INSERM U1245, University of Rouen Normandy UNIROUEN, 76000 Rouen, France.
Comput Struct Biotechnol J. 2020 Aug 27;18:2270-2280. doi: 10.1016/j.csbj.2020.08.011. eCollection 2020.
With Next Generation Sequencing becoming more affordable every year, NGS technologies asserted themselves as the fastest and most reliable way to detect Single Nucleotide Variants (SNV) and Copy Number Variations (CNV) in cancer patients. These technologies can be used to sequence DNA at very high depths thus allowing to detect abnormalities in tumor cells with very low frequencies. Multiple variant callers are publicly available and are usually efficient at calling out variants. However, when frequencies begin to drop under 1%, the specificity of these tools suffers greatly as true variants at very low frequencies can be easily confused with sequencing or PCR artifacts. The recent use of Unique Molecular Identifiers (UMI) in NGS experiments has offered a way to accurately separate true variants from artifacts. UMI-based variant callers are slowly replacing raw-read based variant callers as the standard method for an accurate detection of variants at very low frequencies. However, benchmarking done in the tools publication are usually realized on real biological data in which real variants are not known, making it difficult to assess their accuracy.

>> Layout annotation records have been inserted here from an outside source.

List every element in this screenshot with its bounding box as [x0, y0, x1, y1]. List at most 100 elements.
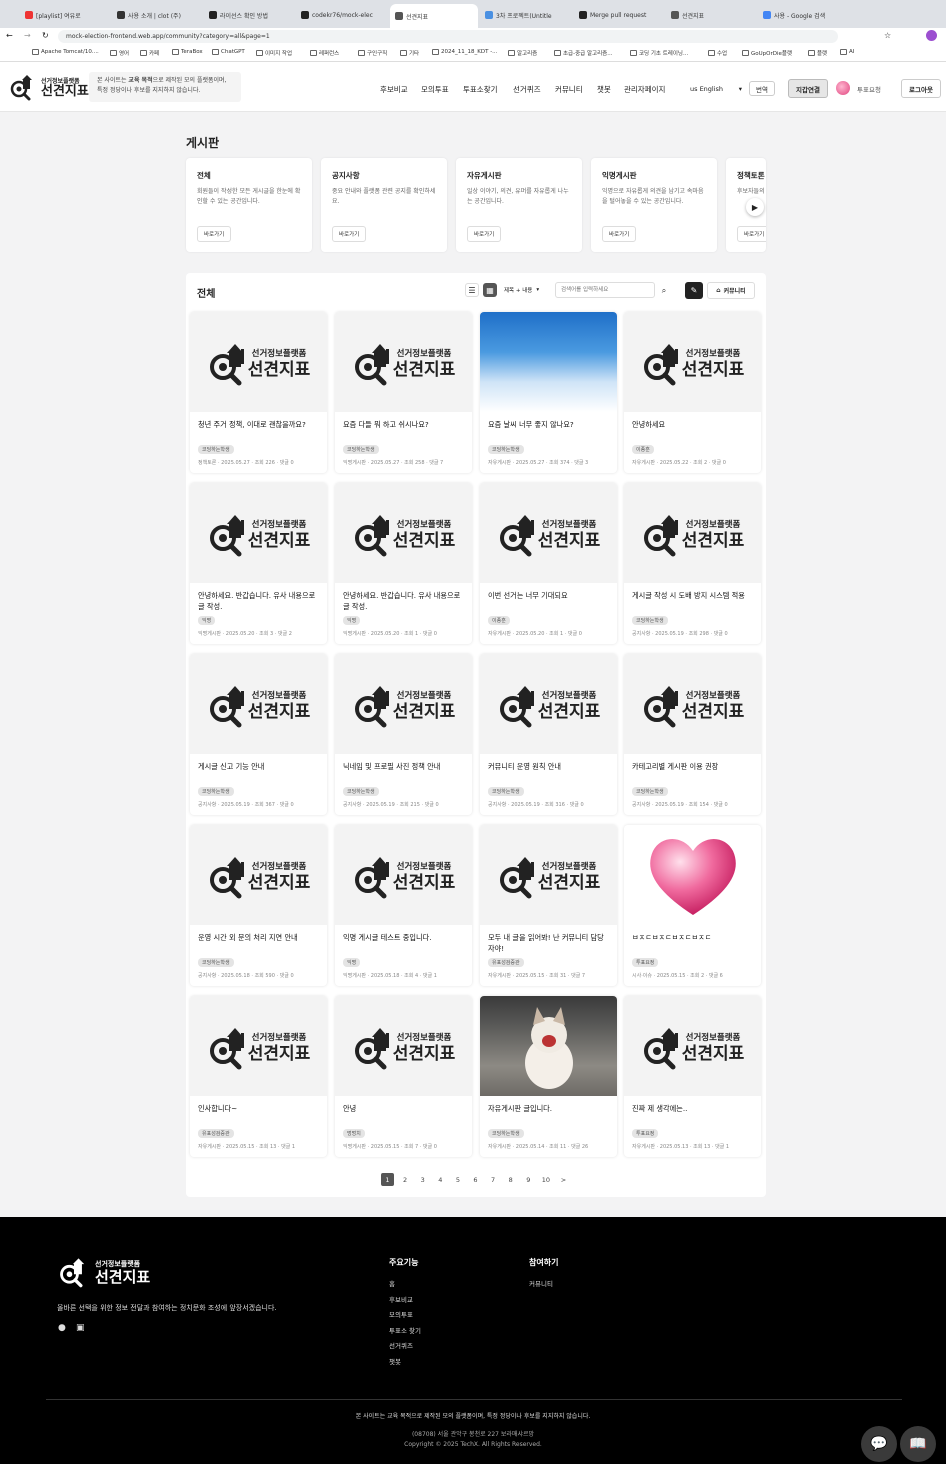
footer-link[interactable]: 모의투표: [389, 1309, 413, 1319]
footer-link[interactable]: 홈: [389, 1278, 395, 1288]
category-card[interactable]: 전체 회원들이 작성한 모든 게시글을 한눈에 확인할 수 있는 공간입니다. 바로…: [186, 158, 312, 252]
browser-tab[interactable]: 선견지표: [390, 4, 478, 28]
browser-tab[interactable]: 라이선스 확인 방법: [204, 5, 292, 25]
post-card[interactable]: 선거정보플랫폼 선견지표 안녕하세요 이종훈 자유게시판 · 2025.05.22 · …: [624, 312, 761, 473]
bookmark-item[interactable]: 알고리즘: [508, 49, 537, 57]
category-go-button[interactable]: 바로가기: [197, 226, 232, 242]
profile-avatar[interactable]: [926, 30, 937, 41]
forward-icon[interactable]: →: [24, 31, 31, 40]
footer-link[interactable]: 선거퀴즈: [389, 1340, 413, 1350]
category-card[interactable]: 자유게시판 일상 이야기, 의견, 유머를 자유롭게 나누는 공간입니다. 바로가기: [456, 158, 582, 252]
browser-tab[interactable]: Merge pull request: [574, 5, 662, 25]
page-5[interactable]: 5: [451, 1173, 464, 1186]
nav-chatbot[interactable]: 챗봇: [597, 84, 611, 95]
footer-link[interactable]: 챗봇: [389, 1356, 401, 1366]
bookmark-item[interactable]: TeraBox: [172, 49, 203, 55]
write-post-icon[interactable]: ✎: [685, 282, 703, 299]
chat-float-button[interactable]: 💬: [861, 1426, 897, 1462]
nav-community[interactable]: 커뮤니티: [555, 84, 583, 95]
post-card[interactable]: 선거정보플랫폼 선견지표 진짜 제 생각에는.. 투표요정 자유게시판 · 2025.0…: [624, 996, 761, 1157]
reload-icon[interactable]: ↻: [42, 31, 49, 40]
bookmark-item[interactable]: AI: [840, 49, 854, 55]
search-scope-select[interactable]: 제목 + 내용 ▾: [504, 283, 552, 297]
post-card[interactable]: 선거정보플랫폼 선견지표 카테고리별 게시판 이용 권장 코딩하는학생 공지사항 · 2…: [624, 654, 761, 815]
bookmark-item[interactable]: 영어: [110, 49, 129, 57]
post-card[interactable]: 자유게시판 글입니다. 코딩하는학생 자유게시판 · 2025.05.14 · 조회…: [480, 996, 617, 1157]
browser-tab[interactable]: 선견지표: [666, 5, 754, 25]
category-card[interactable]: 익명게시판 익명으로 자유롭게 의견을 남기고 속마음을 털어놓을 수 있는 공간…: [591, 158, 717, 252]
category-go-button[interactable]: 바로가기: [332, 226, 367, 242]
post-card[interactable]: 선거정보플랫폼 선견지표 청년 주거 정책, 이대로 괜찮을까요? 코딩하는학생 정책토…: [190, 312, 327, 473]
grid-view-icon[interactable]: ▦: [483, 283, 497, 297]
post-card[interactable]: ㅂㅈㄷㅂㅈㄷㅂㅈㄷㅂㅈㄷ 투표요정 시사·이슈 · 2025.05.15 · 조회 …: [624, 825, 761, 986]
browser-tab[interactable]: 사용 - Google 검색: [758, 5, 846, 25]
bookmark-item[interactable]: 초급-중급 알고리즘...: [554, 49, 612, 57]
footer-link[interactable]: 투표소 찾기: [389, 1325, 421, 1335]
page-7[interactable]: 7: [487, 1173, 500, 1186]
site-logo[interactable]: 선거정보플랫폼 선견지표: [8, 72, 89, 102]
bookmark-star-icon[interactable]: ☆: [884, 31, 891, 40]
bookmark-item[interactable]: 카페: [140, 49, 159, 57]
bookmark-item[interactable]: 이미지 작업: [256, 49, 292, 57]
post-card[interactable]: 선거정보플랫폼 선견지표 이번 선거는 너무 기대되요 이종훈 자유게시판 · 2025…: [480, 483, 617, 644]
browser-tab[interactable]: 사용 소개 | clot (주): [112, 5, 200, 25]
guide-float-button[interactable]: 📖: [900, 1426, 936, 1462]
page-next[interactable]: >: [557, 1173, 570, 1186]
user-avatar[interactable]: [836, 81, 850, 95]
category-go-button[interactable]: 바로가기: [737, 226, 766, 242]
bookmark-item[interactable]: 레퍼런스: [310, 49, 339, 57]
notion-icon[interactable]: ▣: [76, 1323, 85, 1333]
page-2[interactable]: 2: [399, 1173, 412, 1186]
vote-request-link[interactable]: 투표요청: [857, 84, 881, 94]
post-card[interactable]: 선거정보플랫폼 선견지표 요즘 다들 뭐 하고 쉬시나요? 코딩하는학생 익명게시판 ·…: [335, 312, 472, 473]
page-6[interactable]: 6: [469, 1173, 482, 1186]
bookmark-item[interactable]: 2024_11_18_KDT -...: [432, 49, 497, 55]
post-card[interactable]: 선거정보플랫폼 선견지표 게시글 작성 시 도배 방지 시스템 적용 코딩하는학생 공지…: [624, 483, 761, 644]
bookmark-item[interactable]: ChatGPT: [212, 49, 245, 55]
github-icon[interactable]: ●: [58, 1323, 66, 1333]
browser-tab[interactable]: codekr76/mock-elec: [296, 5, 384, 25]
nav-admin[interactable]: 관리자페이지: [624, 84, 665, 95]
page-10[interactable]: 10: [539, 1173, 552, 1186]
post-card[interactable]: 선거정보플랫폼 선견지표 안녕하세요. 반갑습니다. 유사 내용으로 글 작성. 익명…: [190, 483, 327, 644]
community-button[interactable]: ⌂ 커뮤니티: [707, 282, 755, 299]
nav-polling-place[interactable]: 투표소찾기: [463, 84, 498, 95]
category-go-button[interactable]: 바로가기: [467, 226, 502, 242]
bookmark-item[interactable]: 코딩 기초 트레이닝...: [630, 49, 688, 57]
footer-link[interactable]: 후보비교: [389, 1294, 413, 1304]
nav-compare[interactable]: 후보비교: [380, 84, 408, 95]
carousel-next-icon[interactable]: ▶: [746, 198, 764, 216]
search-input[interactable]: [555, 282, 655, 298]
post-card[interactable]: 선거정보플랫폼 선견지표 안녕하세요. 반갑습니다. 유사 내용으로 글 작성. 익명…: [335, 483, 472, 644]
post-card[interactable]: 선거정보플랫폼 선견지표 커뮤니티 운영 원칙 안내 코딩하는학생 공지사항 · 202…: [480, 654, 617, 815]
page-8[interactable]: 8: [504, 1173, 517, 1186]
post-card[interactable]: 요즘 날씨 너무 좋지 않나요? 코딩하는학생 자유게시판 · 2025.05.27…: [480, 312, 617, 473]
browser-tab[interactable]: [playlist] 여유로: [20, 5, 108, 25]
page-3[interactable]: 3: [416, 1173, 429, 1186]
translate-button[interactable]: 번역: [749, 81, 775, 96]
post-card[interactable]: 선거정보플랫폼 선견지표 안녕 멍멍치 익명게시판 · 2025.05.15 · 조회 …: [335, 996, 472, 1157]
post-card[interactable]: 선거정보플랫폼 선견지표 모두 내 글을 읽어봐! 난 커뮤니티 담당자야! 유표성검…: [480, 825, 617, 986]
language-select[interactable]: us English ▾: [690, 82, 742, 96]
bookmark-item[interactable]: 구인구직: [358, 49, 387, 57]
list-view-icon[interactable]: ☰: [465, 283, 479, 297]
bookmark-item[interactable]: GoUpOrDie플랫: [742, 49, 792, 57]
nav-mock-vote[interactable]: 모의투표: [421, 84, 449, 95]
browser-tab[interactable]: 3차 프로젝트(Untitle: [480, 5, 568, 25]
bookmark-item[interactable]: Apache Tomcat/10....: [32, 49, 99, 55]
bookmark-item[interactable]: 기타: [400, 49, 419, 57]
page-4[interactable]: 4: [434, 1173, 447, 1186]
back-icon[interactable]: ←: [6, 31, 13, 40]
wallet-connect-button[interactable]: 지갑연결: [788, 79, 828, 98]
nav-quiz[interactable]: 선거퀴즈: [513, 84, 541, 95]
post-card[interactable]: 선거정보플랫폼 선견지표 운영 시간 외 문의 처리 지연 안내 코딩하는학생 공지사항…: [190, 825, 327, 986]
footer-link-community[interactable]: 커뮤니티: [529, 1278, 553, 1288]
search-icon[interactable]: ⌕: [656, 284, 672, 298]
category-card[interactable]: 공지사항 중요 안내와 플랫폼 관련 공지를 확인하세요. 바로가기: [321, 158, 447, 252]
page-9[interactable]: 9: [522, 1173, 535, 1186]
bookmark-item[interactable]: 수업: [708, 49, 727, 57]
url-input[interactable]: mock-election-frontend.web.app/community…: [58, 30, 838, 43]
logout-button[interactable]: 로그아웃: [901, 79, 941, 98]
post-card[interactable]: 선거정보플랫폼 선견지표 익명 게시글 테스트 중입니다. 익명 익명게시판 · 202…: [335, 825, 472, 986]
bookmark-item[interactable]: 플랫: [808, 49, 827, 57]
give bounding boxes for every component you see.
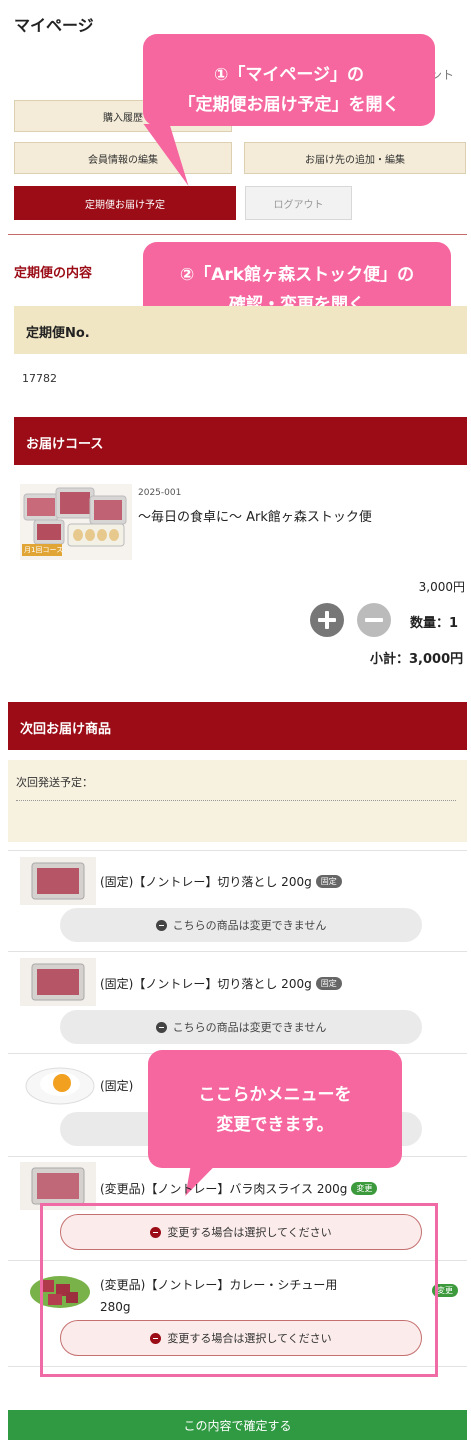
callout-step3: ここらかメニューを 変更できます。: [148, 1050, 402, 1168]
list-item-name: (変更品)【ノントレー】バラ肉スライス 200g 変更: [100, 1180, 378, 1197]
next-ship-label: 次回発送予定：: [16, 776, 93, 789]
callout-step1-line2: 「定期便お届け予定」を開く: [178, 95, 400, 115]
next-delivery-header: 次回お届け商品: [8, 702, 467, 750]
list-item-name: (固定)【ノントレー】切り落とし 200g 固定: [100, 975, 342, 992]
list-item-name: (固定): [100, 1079, 134, 1093]
divider: [8, 951, 467, 952]
item-image: [20, 1062, 96, 1110]
divider: [16, 800, 456, 801]
fixed-badge: 固定: [315, 977, 342, 990]
callout-step1: ①「マイページ」の 「定期便お届け予定」を開く: [143, 34, 435, 126]
next-delivery-title: 次回お届け商品: [20, 722, 112, 737]
list-item-name: (固定)【ノントレー】切り落とし 200g 固定: [100, 873, 342, 890]
member-info-edit-button[interactable]: 会員情報の編集: [14, 142, 232, 174]
subscription-schedule-button[interactable]: 定期便お届け予定: [14, 186, 236, 220]
course-product-image[interactable]: 月1回コース: [20, 484, 132, 560]
item-locked-button[interactable]: こちらの商品は変更できません: [60, 908, 422, 942]
subtotal: 小計：3,000円: [370, 652, 464, 667]
minus-circle-icon: [155, 1021, 167, 1033]
item-image: [20, 857, 96, 905]
logout-button[interactable]: ログアウト: [245, 186, 352, 220]
minus-icon: [365, 618, 383, 622]
highlight-frame: [40, 1203, 438, 1377]
callout-step3-line1: ここらかメニューを: [198, 1085, 352, 1105]
section-divider: [8, 234, 467, 235]
course-code: 2025-001: [138, 488, 182, 498]
course-price: 3,000円: [418, 580, 465, 594]
course-name[interactable]: 〜毎日の食卓に〜 Ark館ヶ森ストック便: [138, 506, 372, 525]
minus-circle-icon: [155, 919, 167, 931]
course-thumb-badge: 月1回コース: [24, 546, 64, 554]
changeable-badge: 変更: [351, 1182, 378, 1195]
subscription-number-header: 定期便No.: [14, 306, 467, 354]
quantity-minus-button[interactable]: [357, 603, 391, 637]
subscription-number-label: 定期便No.: [26, 326, 90, 341]
confirm-button[interactable]: この内容で確定する: [8, 1410, 467, 1440]
divider: [8, 850, 467, 851]
callout-step1-line1: ①「マイページ」の: [213, 65, 365, 85]
page-title: マイページ: [14, 16, 94, 35]
course-section-header: お届けコース: [14, 417, 467, 465]
delivery-address-button[interactable]: お届け先の追加・編集: [244, 142, 466, 174]
subscription-number-value: 17782: [22, 372, 57, 385]
quantity-value: 数量：1: [410, 616, 459, 631]
next-ship-box: 次回発送予定：: [8, 760, 467, 842]
item-locked-button[interactable]: こちらの商品は変更できません: [60, 1010, 422, 1044]
fixed-badge: 固定: [315, 875, 342, 888]
quantity-plus-button[interactable]: [310, 603, 344, 637]
item-image: [20, 958, 96, 1006]
subscription-section-title: 定期便の内容: [14, 266, 93, 281]
course-section-title: お届けコース: [26, 437, 104, 452]
callout-step2-line1: ②「Ark館ヶ森ストック便」の: [179, 265, 415, 285]
callout-step3-line2: 変更できます。: [216, 1115, 334, 1135]
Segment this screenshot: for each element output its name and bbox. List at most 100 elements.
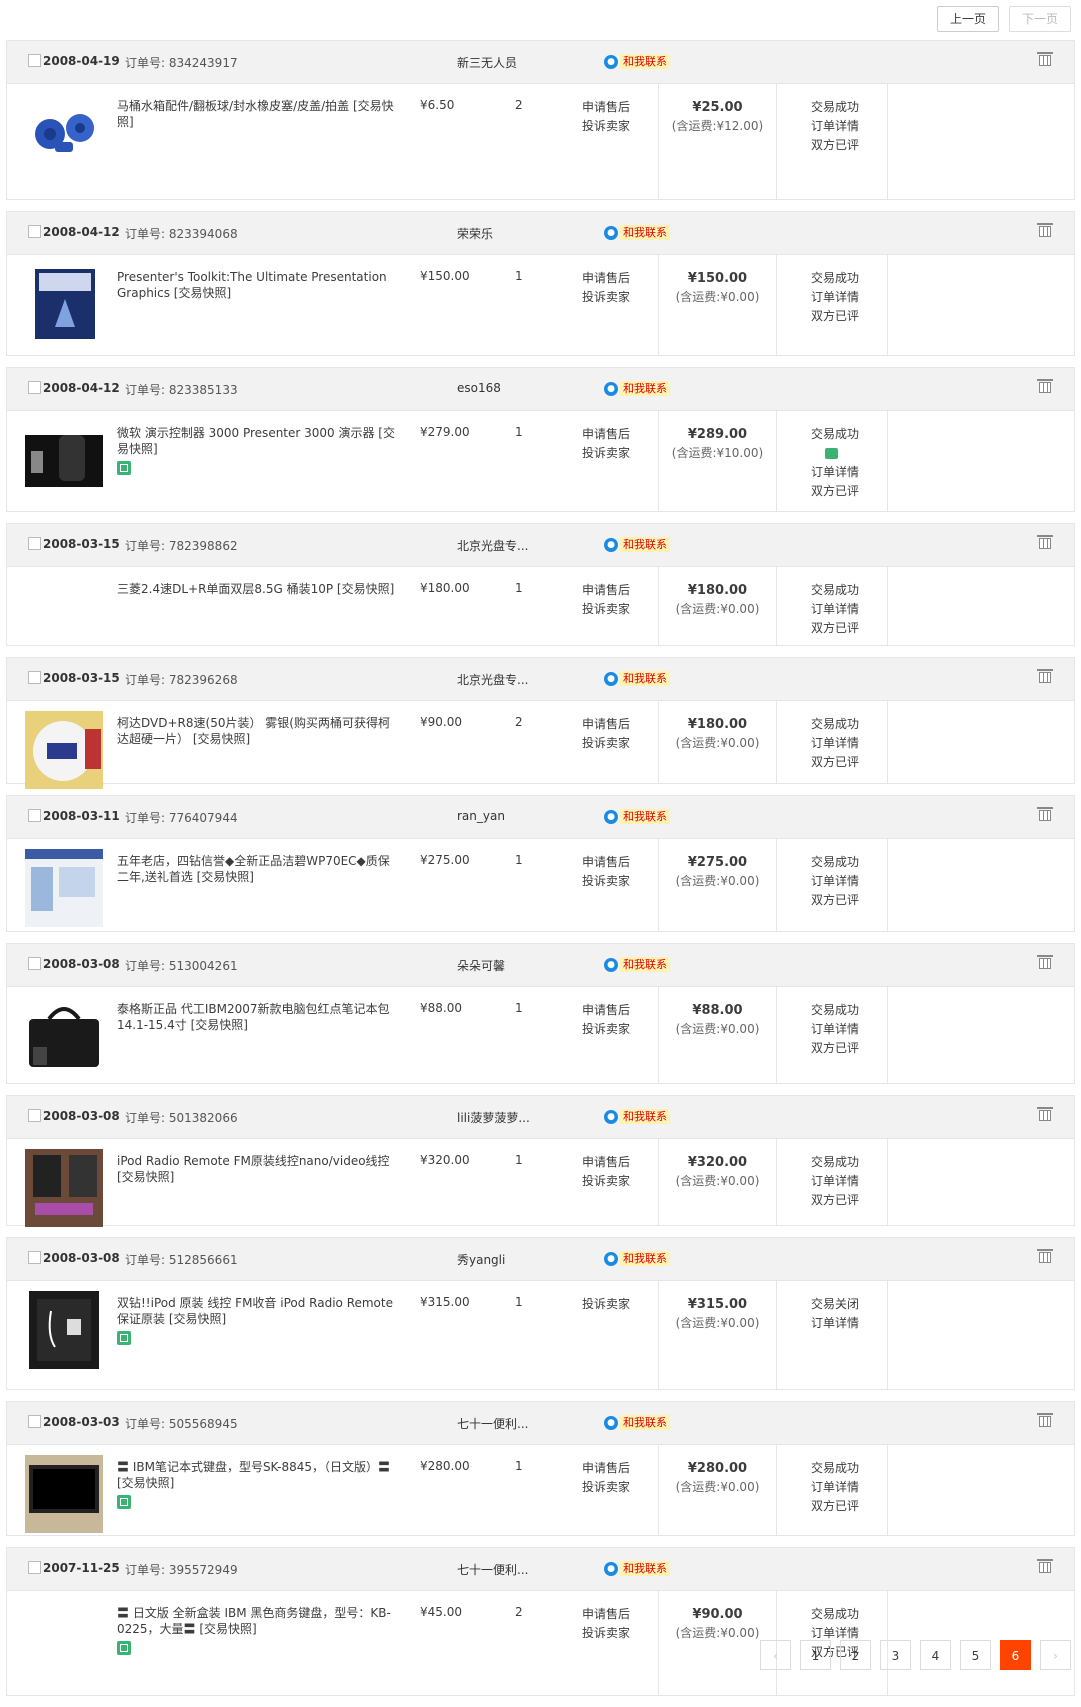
pager-page-1[interactable]: 1 bbox=[800, 1640, 831, 1670]
trash-icon[interactable] bbox=[1037, 378, 1053, 394]
status-link[interactable]: 订单详情 bbox=[777, 600, 887, 619]
seller-name[interactable]: 北京光盘专... bbox=[457, 537, 528, 554]
product-title[interactable]: 微软 演示控制器 3000 Presenter 3000 演示器 [交易快照] bbox=[117, 425, 399, 475]
pager-page-5[interactable]: 5 bbox=[960, 1640, 991, 1670]
seller-name[interactable]: lili菠萝菠萝... bbox=[457, 1109, 530, 1126]
contact-button[interactable]: ● 和我联系 bbox=[604, 671, 670, 686]
trash-icon[interactable] bbox=[1037, 954, 1053, 970]
pager-next-button[interactable]: › bbox=[1040, 1640, 1071, 1670]
order-checkbox[interactable] bbox=[28, 1251, 41, 1264]
service-link[interactable]: 申请售后 bbox=[582, 1001, 630, 1020]
status-link[interactable]: 双方已评 bbox=[777, 307, 887, 326]
trash-icon[interactable] bbox=[1037, 534, 1053, 550]
status-link[interactable]: 双方已评 bbox=[777, 1497, 887, 1516]
status-link[interactable]: 交易成功 bbox=[777, 1605, 887, 1624]
status-link[interactable]: 交易关闭 bbox=[777, 1295, 887, 1314]
status-link[interactable]: 交易成功 bbox=[777, 98, 887, 117]
status-link[interactable]: 双方已评 bbox=[777, 1191, 887, 1210]
contact-button[interactable]: ● 和我联系 bbox=[604, 225, 670, 240]
status-link[interactable]: 交易成功 bbox=[777, 1153, 887, 1172]
product-image[interactable] bbox=[25, 421, 103, 499]
status-link[interactable]: 交易成功 bbox=[777, 425, 887, 444]
service-link[interactable]: 投诉卖家 bbox=[582, 600, 630, 619]
service-link[interactable]: 申请售后 bbox=[582, 1459, 630, 1478]
trash-icon[interactable] bbox=[1037, 1248, 1053, 1264]
product-title[interactable]: 泰格斯正品 代工IBM2007新款电脑包红点笔记本包 14.1-15.4寸 [交… bbox=[117, 1001, 399, 1033]
order-checkbox[interactable] bbox=[28, 54, 41, 67]
service-link[interactable]: 申请售后 bbox=[582, 1605, 630, 1624]
pager-prev-button[interactable]: ‹ bbox=[760, 1640, 791, 1670]
next-page-button[interactable]: 下一页 bbox=[1008, 6, 1071, 32]
trash-icon[interactable] bbox=[1037, 668, 1053, 684]
status-link[interactable]: 交易成功 bbox=[777, 853, 887, 872]
pager-page-4[interactable]: 4 bbox=[920, 1640, 951, 1670]
product-title[interactable]: 柯达DVD+R8速(50片装） 雾银(购买两桶可获得柯达超硬一片） [交易快照] bbox=[117, 715, 399, 747]
service-link[interactable]: 投诉卖家 bbox=[582, 117, 630, 136]
status-link[interactable]: 订单详情 bbox=[777, 872, 887, 891]
status-link[interactable]: 订单详情 bbox=[777, 117, 887, 136]
pager-page-6[interactable]: 6 bbox=[1000, 1640, 1031, 1670]
status-link[interactable]: 订单详情 bbox=[777, 1172, 887, 1191]
contact-button[interactable]: ● 和我联系 bbox=[604, 1251, 670, 1266]
seller-name[interactable]: eso168 bbox=[457, 381, 501, 395]
trash-icon[interactable] bbox=[1037, 51, 1053, 67]
product-title[interactable]: 〓 日文版 全新盒装 IBM 黑色商务键盘，型号：KB-0225，大量〓 [交易… bbox=[117, 1605, 399, 1655]
seller-name[interactable]: 新三无人员 bbox=[457, 54, 517, 71]
status-link[interactable]: 订单详情 bbox=[777, 1314, 887, 1333]
seller-name[interactable]: 北京光盘专... bbox=[457, 671, 528, 688]
contact-button[interactable]: ● 和我联系 bbox=[604, 1415, 670, 1430]
service-link[interactable]: 投诉卖家 bbox=[582, 444, 630, 463]
product-image[interactable] bbox=[25, 997, 103, 1075]
status-link[interactable]: 双方已评 bbox=[777, 753, 887, 772]
trash-icon[interactable] bbox=[1037, 1412, 1053, 1428]
status-link[interactable]: 订单详情 bbox=[777, 288, 887, 307]
order-checkbox[interactable] bbox=[28, 1109, 41, 1122]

We present UMI-Gen, a UMI-based read simulator for targeted sequencing paired-end data. UMI-Gen generates reference reads covering the targeted regions at a user customizable depth. After that, using a number of control files, it estimates the background error rate at each position and then modifies the generated reads to mimic real biological data. Finally, it will insert real variants in the reads from a list provided by the user.
The entire pipeline is available at https://gitlab.com/vincent-sater/umigen under MIT license.
随着新一代测序技术的成本逐年降低,NGS技术已成为检测癌症患者单核苷酸变异(SNV)和拷贝数变异(CNV)的最快且最可靠的方法。这些技术可用于对DNA进行非常高深度的测序,从而能够检测出频率极低的肿瘤细胞异常。有多种变异检测工具可供公开使用,并且通常在检测变异方面效率很高。然而,当频率降至1%以下时,这些工具的特异性会大幅下降,因为极低频率的真实变异很容易与测序或PCR假象混淆。最近在NGS实验中使用独特分子标识符(UMI)提供了一种将真实变异与假象准确区分开来的方法。基于UMI的变异检测工具正逐渐取代基于原始读数的变异检测工具,成为在极低频率下准确检测变异的标准方法。然而,工具出版物中进行的基准测试通常是在真实生物数据上实现的,其中真实变异并不已知,这使得难以评估它们的准确性。
我们展示了UMI-Gen,一种用于靶向测序双端数据的基于UMI的读数模拟器。UMI-Gen以用户可定制的深度生成覆盖靶向区域的参考读数。之后,使用一些控制文件,它估计每个位置的背景错误率,然后修改生成的读数以模拟真实生物数据。最后,它会从用户提供的列表中在读数中插入真实变异。